Si nos asomamos al siglo XVIII, el geógrafo sueco Philip Johan von Strahlenberg propuso los Montes Urales y el río Ural como el límite geográfico oriental. Está convención ha sobrevivido más o menos hasta hoy.
Sin embargo, en el pasado cuestiones culturales han erosionado las fronteras. Especialmente, en la Edad Media, la idea de Europa se asoció con el cristianismo, lo que excluyó a muchos europeos. Más tarde, durante la segunda mitad del siglo XX, comenzó el proceso de integración europea, en el que se enmarca la fundación del Consejo de Europa en 1949. Al mismo tiempo, Europa sufrió una división debido a la dictadura comunista durante la Guerra Fría. El resultado fue “Europa oriental” y “Europa occidental”, y a menudo cuando la gente habla sobre Europa y unidad se refieren exclusivamente a la parte occidental.
Siguiendo el cauce de democracia
Con el retorno de la democracia a algunos lugares del sur de Europa y la caída del muro de Berlín a finales de los años 80, el Consejo de Europa se expandió. Hoy cuenta con 46 Estados miembros. Se extiende desde el Cáucaso hasta cerca de Canadá, desde el Ártico hasta Malta.
No hay mayor expresión de la Europa política moderna.
Ninguna otra organización puede hablar con tanta claridad de los valores europeos con la voz de los 46 Estados miembros: democracia, derechos humanos y Estado de derecho.
La enorme influencia del Consejo de Europa
El alcance geográfico del Consejo de Europa no termina ahí. El Convenio Europeo de Derechos Humanos, por ejemplo, se aplica, al menos parcialmente, en muchas entidades extracontinentales de Europa, como Groenlandia, vecina de Canadá en América del Norte, Nueva Caledonia en el Pacífico, Curaçao en el Caribe, Santa Helena en el Atlántico meridional y la Reunión, en el Océano Índico.
Pero ni siquiera ese es su límite geográfico.
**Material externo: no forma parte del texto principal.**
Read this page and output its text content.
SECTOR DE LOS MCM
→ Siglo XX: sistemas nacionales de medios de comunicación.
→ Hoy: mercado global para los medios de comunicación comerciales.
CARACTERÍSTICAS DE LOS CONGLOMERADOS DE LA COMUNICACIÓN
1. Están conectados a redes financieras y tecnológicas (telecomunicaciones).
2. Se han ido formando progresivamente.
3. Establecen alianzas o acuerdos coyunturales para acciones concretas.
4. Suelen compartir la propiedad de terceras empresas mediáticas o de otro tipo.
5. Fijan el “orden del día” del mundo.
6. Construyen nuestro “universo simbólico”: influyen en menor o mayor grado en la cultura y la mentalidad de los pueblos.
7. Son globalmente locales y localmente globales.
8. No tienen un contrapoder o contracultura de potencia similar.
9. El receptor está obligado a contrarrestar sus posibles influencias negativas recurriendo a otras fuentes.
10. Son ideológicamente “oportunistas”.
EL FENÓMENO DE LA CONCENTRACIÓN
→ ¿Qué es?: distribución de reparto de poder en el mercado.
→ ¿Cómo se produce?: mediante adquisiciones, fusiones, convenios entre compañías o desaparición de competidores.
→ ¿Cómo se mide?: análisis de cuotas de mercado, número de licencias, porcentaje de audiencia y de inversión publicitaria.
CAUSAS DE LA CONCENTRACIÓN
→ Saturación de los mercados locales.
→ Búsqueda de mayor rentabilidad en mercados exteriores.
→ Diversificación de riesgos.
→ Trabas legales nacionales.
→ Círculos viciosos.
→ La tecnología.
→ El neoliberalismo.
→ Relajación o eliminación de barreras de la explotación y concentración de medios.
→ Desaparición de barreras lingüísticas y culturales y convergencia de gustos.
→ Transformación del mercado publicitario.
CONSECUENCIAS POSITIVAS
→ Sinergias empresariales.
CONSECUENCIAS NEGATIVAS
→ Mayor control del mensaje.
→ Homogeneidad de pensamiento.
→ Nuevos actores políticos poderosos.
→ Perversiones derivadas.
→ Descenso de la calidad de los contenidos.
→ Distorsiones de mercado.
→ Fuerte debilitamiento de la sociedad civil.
Los Estados observadores del Consejo de Europa (Canadá, los Estados Unidos, México, Japón y la Ciudad del Vaticano) se suman a la enorme cantidad de lugares en los que está presente la organización.
Además, algunos tratados (el Consejo de Europa cuenta con unos 230) están abiertos a Estados no miembros. Esto supone que, por ejemplo, el órgano consultivo sobre derecho constitucional del Consejo de Europa, la Comisión de Venecia, puede influir en países miembros tan diferentes como Perú y Kirguistán, mientras que el Convenio de Berna, que protege la fauna, ha sido firmado por países como Burkina Faso o Túnez.
El Consejo de Europa es Europa… y mucho más.